My pen teeter-totters back and forth as I stare at my paper, thinking maybe I should’ve gone that route. Getting involved with Jessa has complicated my life beyond recognition. It’s made me second-guess all of my goals, and I’ve become willing to change everything I’ve been working toward just to make sure she’s the one by my side. I’ve done a complete one-eighty in a very short time.
Finally after five agony-filled hours, we all start packing up. I feel like an ass, knowing I haven’t contributed much this session. Another reason falling in love sucks; it distracts you from everything else you’re doing and usually at the most inopportune times.
“Hey Grant,” Hillary says to me as I’m standing by the elevator.
“Hi Hillary,” I respond back, focusing my eyes on the silver doors in front of me.
“Did you have a nice spring break?” she asks. I know her body is turned my way but I keep mine facing forward.
“Yeah,” I answer, and then I shift my head around to see where everyone else has disappeared to.

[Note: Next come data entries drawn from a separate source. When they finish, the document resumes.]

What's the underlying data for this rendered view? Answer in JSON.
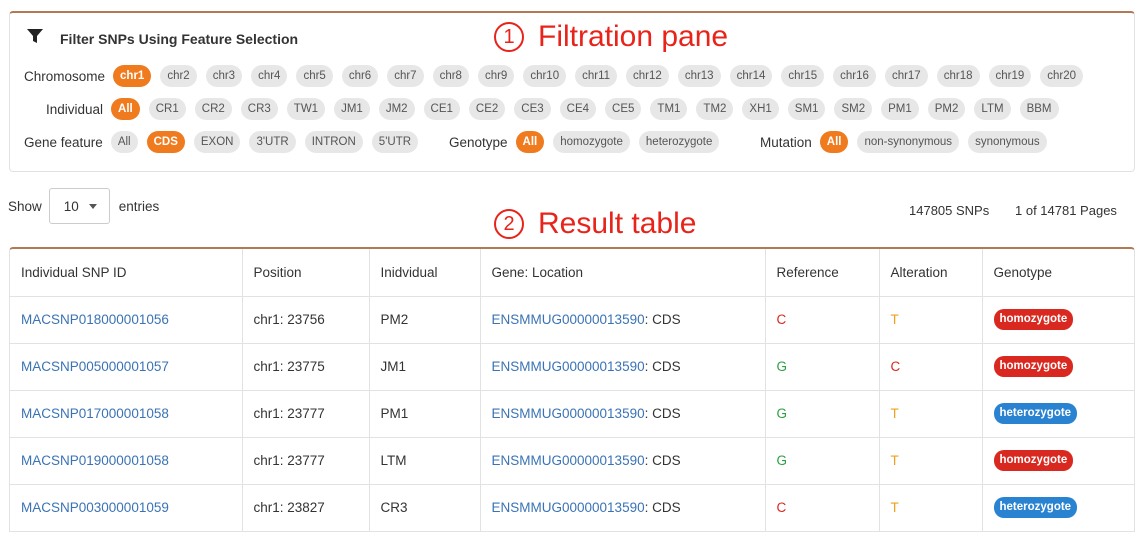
{
  "panel": {
    "title": "Filter SNPs Using Feature Selection",
    "icon": "filter-icon"
  },
  "annotations": {
    "filtration": {
      "num": "1",
      "label": "Filtration pane"
    },
    "result": {
      "num": "2",
      "label": "Result table"
    }
  },
  "filters": {
    "chromosome": {
      "label": "Chromosome",
      "options": [
        "chr1",
        "chr2",
        "chr3",
        "chr4",
        "chr5",
        "chr6",
        "chr7",
        "chr8",
        "chr9",
        "chr10",
        "chr11",
        "chr12",
        "chr13",
        "chr14",
        "chr15",
        "chr16",
        "chr17",
        "chr18",
        "chr19",
        "chr20"
      ],
      "selected": "chr1"
    },
    "individual": {
      "label": "Individual",
      "options": [
        "All",
        "CR1",
        "CR2",
        "CR3",
        "TW1",
        "JM1",
        "JM2",
        "CE1",
        "CE2",
        "CE3",
        "CE4",
        "CE5",
        "TM1",
        "TM2",
        "XH1",
        "SM1",
        "SM2",
        "PM1",
        "PM2",
        "LTM",
        "BBM"
      ],
      "selected": "All"
    },
    "gene_feature": {
      "label": "Gene feature",
      "options": [
        "All",
        "CDS",
        "EXON",
        "3'UTR",
        "INTRON",
        "5'UTR"
      ],
      "selected": "CDS"
    },
    "genotype": {
      "label": "Genotype",
      "options": [
        "All",
        "homozygote",
        "heterozygote"
      ],
      "selected": "All"
    },
    "mutation": {
      "label": "Mutation",
      "options": [
        "All",
        "non-synonymous",
        "synonymous"
      ],
      "selected": "All"
    }
  },
  "entries": {
    "show_label": "Show",
    "value": "10",
    "suffix": "entries"
  },
  "stats": {
    "snp_count": "147805 SNPs",
    "pages": "1 of 14781 Pages"
  },
  "table": {
    "columns": [
      "Individual SNP ID",
      "Position",
      "Inidvidual",
      "Gene: Location",
      "Reference",
      "Alteration",
      "Genotype"
    ],
    "rows": [
      {
        "id": "MACSNP018000001056",
        "position": "chr1: 23756",
        "individual": "PM2",
        "gene": "ENSMMUG00000013590",
        "location": ": CDS",
        "ref": "C",
        "alt": "T",
        "genotype": "homozygote"
      },
      {
        "id": "MACSNP005000001057",
        "position": "chr1: 23775",
        "individual": "JM1",
        "gene": "ENSMMUG00000013590",
        "location": ": CDS",
        "ref": "G",
        "alt": "C",
        "genotype": "homozygote"
      },
      {
        "id": "MACSNP017000001058",
        "position": "chr1: 23777",
        "individual": "PM1",
        "gene": "ENSMMUG00000013590",
        "location": ": CDS",
        "ref": "G",
        "alt": "T",
        "genotype": "heterozygote"
      },
      {
        "id": "MACSNP019000001058",
        "position": "chr1: 23777",
        "individual": "LTM",
        "gene": "ENSMMUG00000013590",
        "location": ": CDS",
        "ref": "G",
        "alt": "T",
        "genotype": "homozygote"
      },
      {
        "id": "MACSNP003000001059",
        "position": "chr1: 23827",
        "individual": "CR3",
        "gene": "ENSMMUG00000013590",
        "location": ": CDS",
        "ref": "C",
        "alt": "T",
        "genotype": "heterozygote"
      }
    ]
  },
  "colors": {
    "accent": "#f07b1f",
    "link": "#3a73b5",
    "base_C": "#d9281f",
    "base_G": "#2ea043",
    "base_T": "#f0a020",
    "homozygote": "#d9281f",
    "heterozygote": "#2a83d1",
    "annotation": "#e8231a"
  }
}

Relief hits me when the elevator doors open, but it’s quickly replaced by discomfort when I realize we’re going to be by ourselves in the confined space. I walk in, chastising myself for sweating it. It’s not like she’s going to bite.
She follows behind and before the doors even close, she starts talking again. “I worked at my dad’s law firm for the week. Kind of boring but great experience,” she divulges and I nod my head. I feel like a dick, but this funk that has come over me since I left Jessa won’t go away. “So, you want to get a bite to eat?” she asks. Fortunately, the doors open then and I practically sprint out.

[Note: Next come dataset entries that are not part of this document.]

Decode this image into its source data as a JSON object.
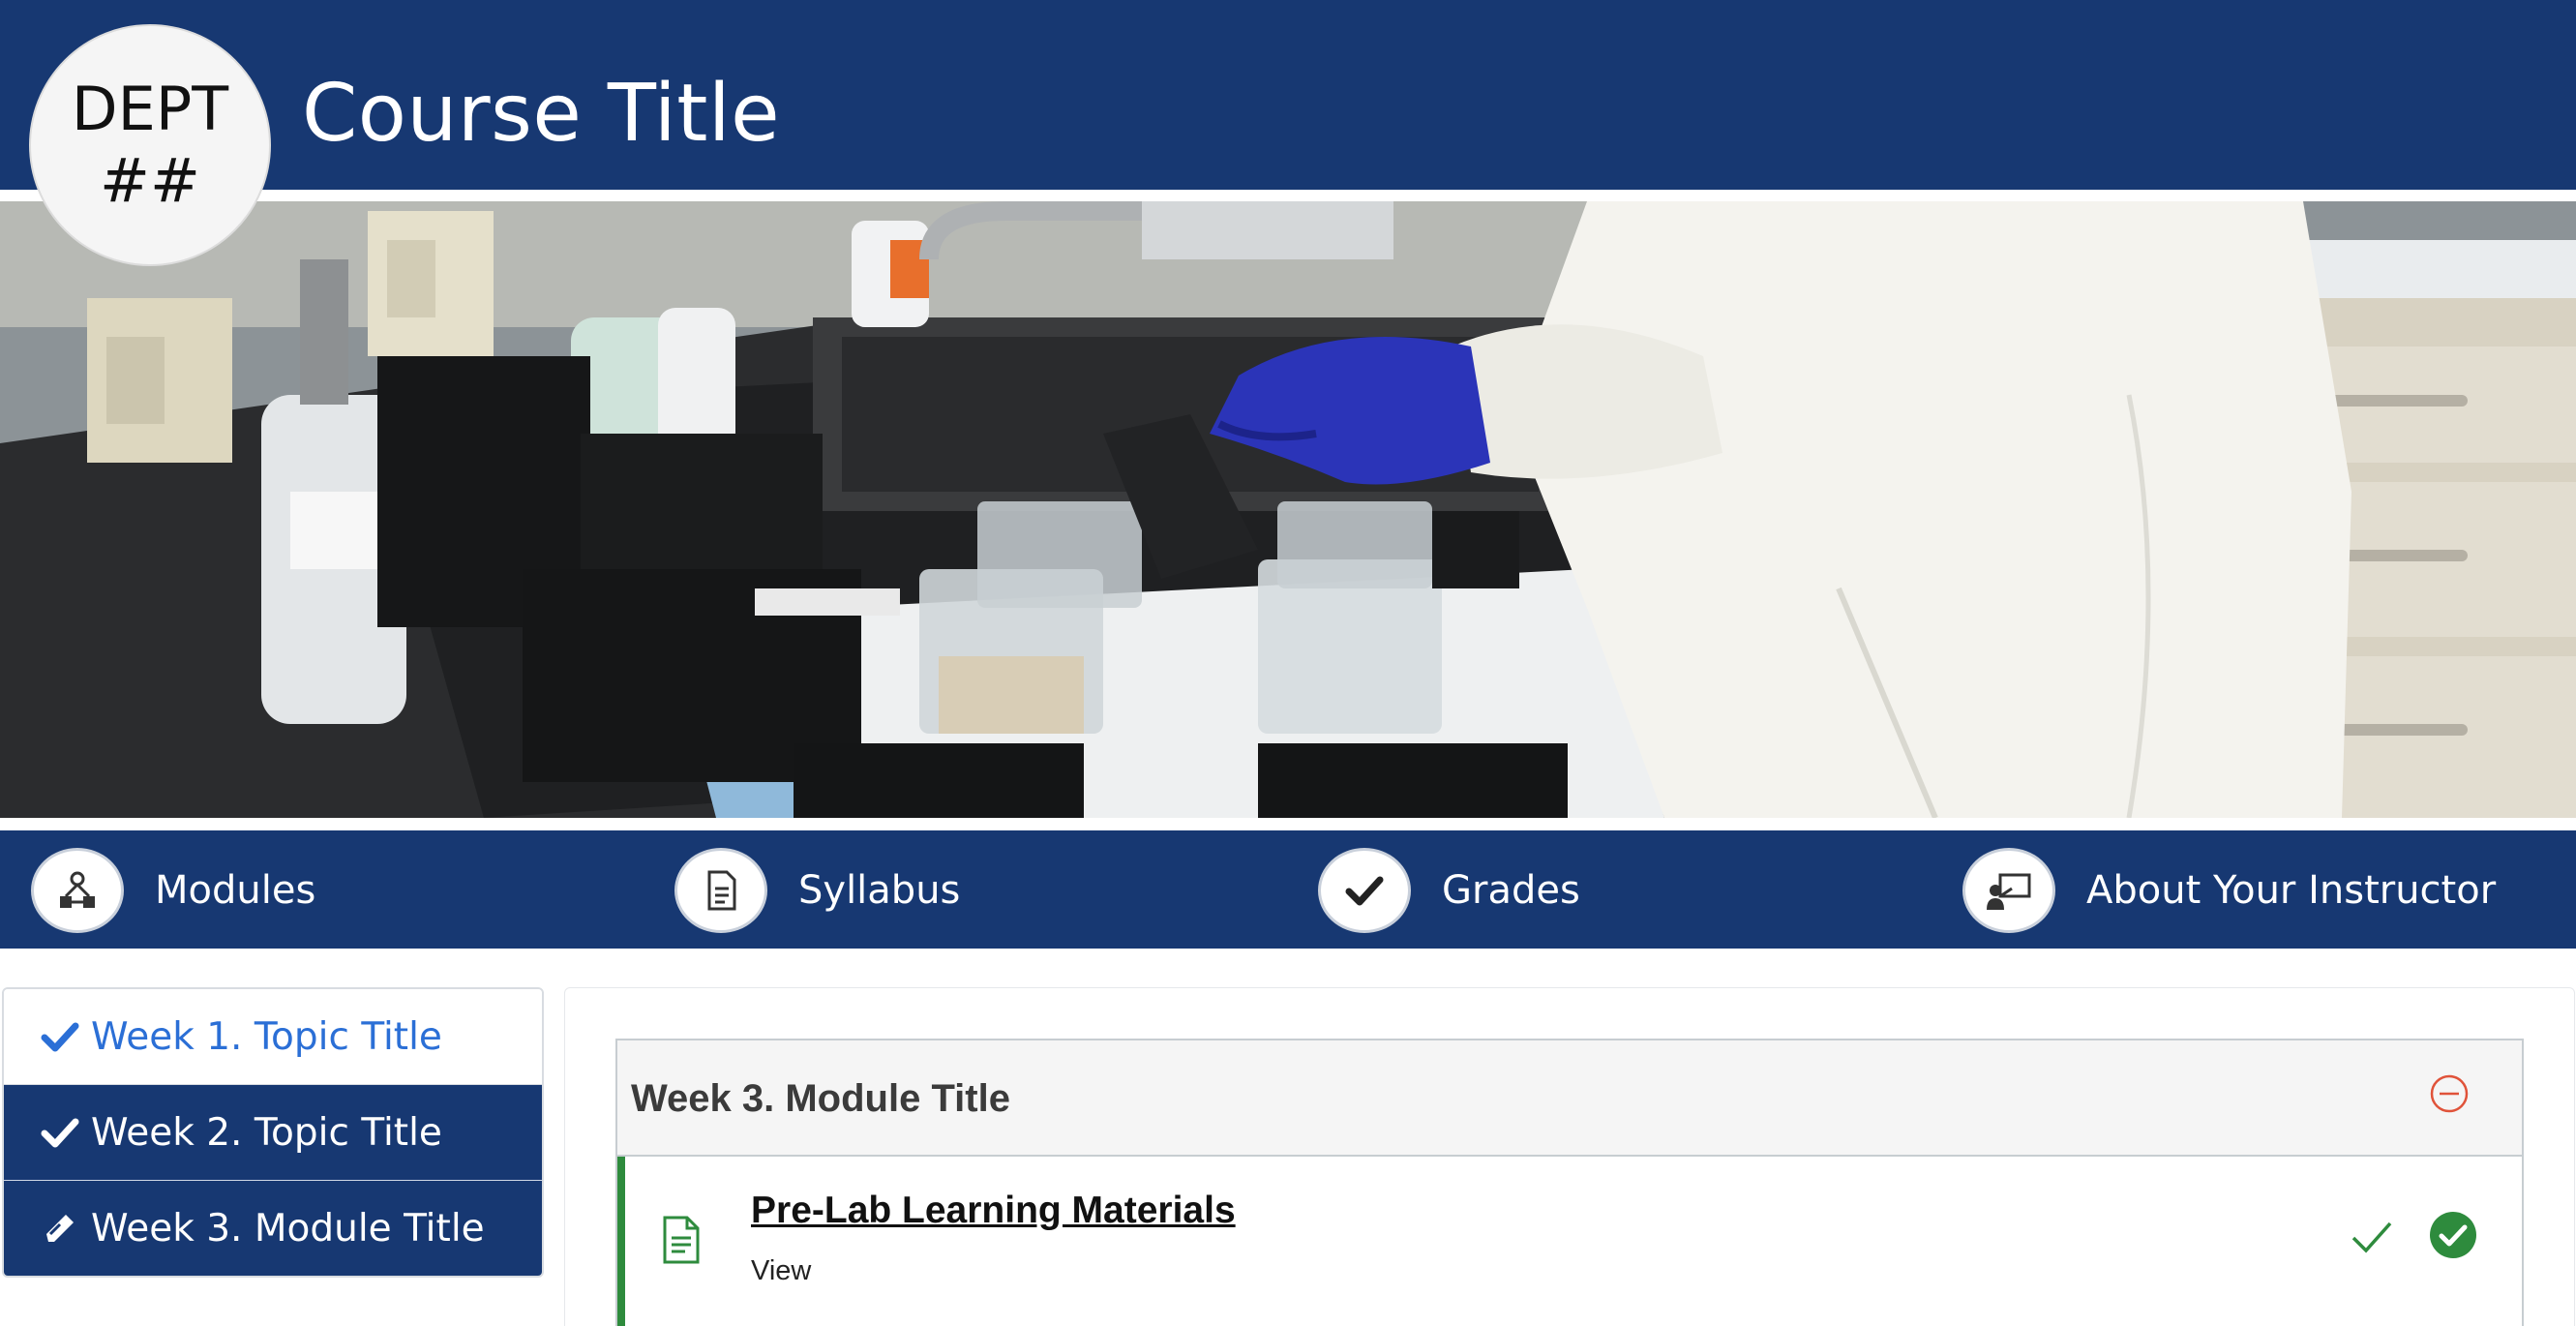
{
  "header": {
    "badge_line1": "DEPT",
    "badge_line2": "##",
    "course_title": "Course Title",
    "background_color": "#173872"
  },
  "hero": {
    "icon": "lab-photo-image"
  },
  "nav": {
    "items": [
      {
        "label": "Modules",
        "icon": "modules-icon"
      },
      {
        "label": "Syllabus",
        "icon": "document-icon"
      },
      {
        "label": "Grades",
        "icon": "checkmark-icon"
      },
      {
        "label": "About Your Instructor",
        "icon": "instructor-icon"
      }
    ]
  },
  "sidebar": {
    "items": [
      {
        "label": "Week 1. Topic Title",
        "icon": "checkmark-icon",
        "state": "active"
      },
      {
        "label": "Week 2. Topic Title",
        "icon": "checkmark-icon",
        "state": "default"
      },
      {
        "label": "Week 3. Module Title",
        "icon": "pencil-icon",
        "state": "default"
      }
    ]
  },
  "module": {
    "title": "Week 3. Module Title",
    "collapse_icon": "minus-circle-icon",
    "items": [
      {
        "title": "Pre-Lab Learning Materials",
        "requirement": "View",
        "icon": "page-icon",
        "status_icons": [
          "checkmark-icon",
          "completed-circle-icon"
        ]
      }
    ]
  },
  "colors": {
    "brand_navy": "#173872",
    "active_blue": "#2b6fd6",
    "complete_green": "#2e8b3d",
    "collapse_orange": "#e0533a"
  }
}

“Sorry, Hillary. I have to be somewhere.” I give her a curt smile before walking away.
The nice, spring weather feels good but does nothing to improve my mood. The walk across the parking lot to get to my truck is filled with agony over what to do. Should I go to Jessa’s or just go home? The thought of seeing that douchebag there infuriates me. Taking the phone out of my pocket, I check to find that there’s still nothing. Why the fuck hasn’t she tried to get ahold of me? Does she not give a shit anymore? Have I finally crossed over that line where she can’t handle all my fucking baggage?
“Grant!” I hear a female yell, pulling me away from my thoughts. I glance up and release a heavy sigh.
“Emily,” I say with an exasperated breath.
“Oh, I’m glad you’re here. Can you give me a ride? I was supposed to be meeting Katie here, but she ditched me for some guy. I don’t want to walk home in these heels or I’ll get blisters…”
Not wanting to hear anymore from her, I instruct her to get in the truck, and a wide smile spreads across her lips. Regret consumes me immediately when I notice her reaction, and I hope to God she knows this is just a ride and nothing more.
She scrambles in and I’m thankful when she stays on her side. Starting the truck, I begin to reverse, and when I place my hand on the back of the seat to check behind me, she places her neatly manicured hand on my thigh. My body abruptly tenses and I jerk the truck to a stop. “Remove it, Emily,” I seethe through my teeth.